Why should you write poetry? Who reads it? Why waste your time? Writing poetry is therapeutic for me, it releases feelings in me that almost nothing else releases. When I began writing poetry, I was not sure that it was poetry. But I threw it onto some poetry websites, and other people, much more knowledgeable than I, who are poets, began to read it, comment on it, and let me know that they thought it was poetry. I choose to believe them, because for about thirty years I had stopped writing, When I was not writing, I felt sad and gloomy. Writing down my feelings again has made me happy. It has excited me; it has given me a voice. Also, when you are writing poetry, you are naturally reading poetry, and poems elevate me, they lift me up, they make me think outside my boxes.
Some naysayers are not happy with my poetry; this is okay. I am not writing it for their pleasure, I am writing it for mine. Some people are super critical. There was once a time in my life where that would really have bothered me. This is not that time. Some people have written little comments or emails to me – things they said were meant to shut me down, silence me, make me feel bad, or mad. Luckily, my supporters, my loyal readers, my joyful, happy, poetic soul-sisters and soul-brothers have elevated me in such a remarkable loving way, that the naysayers do not bother me. Their critiques are read, but not internalized. They cannot shake my happiness tree.

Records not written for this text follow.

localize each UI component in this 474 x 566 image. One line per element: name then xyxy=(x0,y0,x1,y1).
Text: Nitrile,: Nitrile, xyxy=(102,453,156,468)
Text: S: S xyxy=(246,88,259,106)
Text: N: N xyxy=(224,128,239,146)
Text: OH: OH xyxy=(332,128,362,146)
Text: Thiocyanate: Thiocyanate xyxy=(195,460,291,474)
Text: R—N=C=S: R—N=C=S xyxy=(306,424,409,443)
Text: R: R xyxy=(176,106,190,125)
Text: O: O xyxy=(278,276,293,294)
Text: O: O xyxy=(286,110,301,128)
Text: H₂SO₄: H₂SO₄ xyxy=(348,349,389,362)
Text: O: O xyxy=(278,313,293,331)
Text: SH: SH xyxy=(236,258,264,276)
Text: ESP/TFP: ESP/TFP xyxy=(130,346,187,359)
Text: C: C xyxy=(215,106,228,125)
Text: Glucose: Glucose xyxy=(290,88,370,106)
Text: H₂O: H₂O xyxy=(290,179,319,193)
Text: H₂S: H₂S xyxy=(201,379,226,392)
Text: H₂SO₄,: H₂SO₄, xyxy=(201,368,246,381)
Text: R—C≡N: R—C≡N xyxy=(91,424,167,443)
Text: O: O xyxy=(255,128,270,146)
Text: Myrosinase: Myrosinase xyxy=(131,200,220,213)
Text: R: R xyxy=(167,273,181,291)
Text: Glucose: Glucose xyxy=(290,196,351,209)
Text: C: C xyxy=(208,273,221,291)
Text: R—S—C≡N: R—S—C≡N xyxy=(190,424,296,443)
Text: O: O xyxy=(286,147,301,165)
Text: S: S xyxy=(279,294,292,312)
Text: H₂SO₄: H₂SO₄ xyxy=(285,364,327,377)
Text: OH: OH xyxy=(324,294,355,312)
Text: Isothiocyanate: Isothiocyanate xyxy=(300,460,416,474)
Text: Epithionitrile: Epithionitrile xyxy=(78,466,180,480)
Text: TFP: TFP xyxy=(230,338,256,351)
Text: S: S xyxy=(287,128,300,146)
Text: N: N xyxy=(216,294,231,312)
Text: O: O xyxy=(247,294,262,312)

When I was not writing, when I had shut down this vital in-touch side of my soul, I was not fully living my spiritual life. I felt sad, depressed, and I was easily bored. Worse, I became easily enraged, as I had no place to put the sad feelings that sometimes take me by surprise. I have been loved, encouraged, and spiritually uplifted by other poets. Writing has become a compulsion now. I live my truth through my poetry.
The more these on-earth-angel-readers build me up, the more I write, and the more I write, the more they build me up. I do not have thousands of followers; I do not have a hundred followers. I have seventy-three followers, and I know their names, and I know their stories, and I read their poems. We are in this together, my new friends and I. Good writing should compel the reader to keep reading. My missives are compelling to people who like my style. I know who they are; they have become my tribe. I write to please me, and I write to please them
If I did not feel supported and loved, I would not write at all. That is what happened before, which is why I gave it up for thirty years. My writing did not feel appreciated back then. It feels appreciated now. I have found my tribe; I have found my audience. It is such a great audience, that I have turned myself inside out, making myself vulnerable. I have begun to share my life stories – stories of anger and pain. I am sharing my truth which is why I write. If you think that writing could be therapeutic for you, please do it. When you share glimpses of your world, you discover parts of yourself that others need to see. Best of all, sometimes you need to see it also. This is why I write.